Quantitative primary hemostasis disorder (not enough platelets to form weak platelet plug to help clot).
Seen in thrombotic thrombocytopenic purpura (TTP) and hemolytic uremic syndrome (HUS).
TTP—> autoantibody—> dec ADAMTS13 enzyme that normally cleaves vWF for degradation—> abnormal platelet clumping (platelet microthrombi)—> dec platelets where you need them at injury site so you get thrombocytopenia and the platelet microthrombi shear RBCs giving you shistocytes (hemolytic anemia).
HUS from E. Coli 0157:H7 (or Shigella)—> toxin damages endothelial cells—> platelets clump up (platelet microthrombi)—> dec platelets where you need them at injury site so you get thrombocytopenia and the platelet microthrombi shear RBCs giving you shistocytes (hemolytic anemia).
Kid ate some undercooked hamburger. Now has a low platelet count. What’s going on?

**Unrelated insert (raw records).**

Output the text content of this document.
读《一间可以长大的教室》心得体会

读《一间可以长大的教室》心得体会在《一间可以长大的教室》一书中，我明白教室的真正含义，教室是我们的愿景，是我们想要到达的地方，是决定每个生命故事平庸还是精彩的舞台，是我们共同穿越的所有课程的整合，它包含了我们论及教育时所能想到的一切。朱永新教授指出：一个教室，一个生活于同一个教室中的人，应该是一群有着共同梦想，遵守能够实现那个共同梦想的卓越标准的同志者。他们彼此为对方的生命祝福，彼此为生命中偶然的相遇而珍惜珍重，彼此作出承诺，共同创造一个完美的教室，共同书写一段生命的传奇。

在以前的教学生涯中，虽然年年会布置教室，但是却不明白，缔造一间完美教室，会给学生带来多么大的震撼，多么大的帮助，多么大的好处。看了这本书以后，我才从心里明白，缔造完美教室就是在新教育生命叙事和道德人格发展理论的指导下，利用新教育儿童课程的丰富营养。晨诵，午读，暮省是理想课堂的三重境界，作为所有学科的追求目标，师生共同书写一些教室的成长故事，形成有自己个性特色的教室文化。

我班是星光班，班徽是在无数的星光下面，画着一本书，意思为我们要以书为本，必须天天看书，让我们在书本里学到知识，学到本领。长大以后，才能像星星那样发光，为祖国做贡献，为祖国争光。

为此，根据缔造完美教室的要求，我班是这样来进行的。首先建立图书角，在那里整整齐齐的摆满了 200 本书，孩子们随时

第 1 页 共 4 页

Hemolytic Uremic Syndrome from E.Coli.
HUS from E. Coli 0157:H7—> toxin damages endothelial cells—> platelets clump up (platelet microthrombi)—> dec platelets where you need them at injury site so you get thrombocytopenia and the platelet microthrombi shear RBCs giving you shistocytes (hemolytic anemia). *platelet thrombi also affect kidney vessels, giving you renal insufficiency.
*note that HUS falls under the category of microangiopathic hemolytic anemia, which is a type of quantitative primary hemostasis disorder (not enough platelets to form weak plugs to help clot).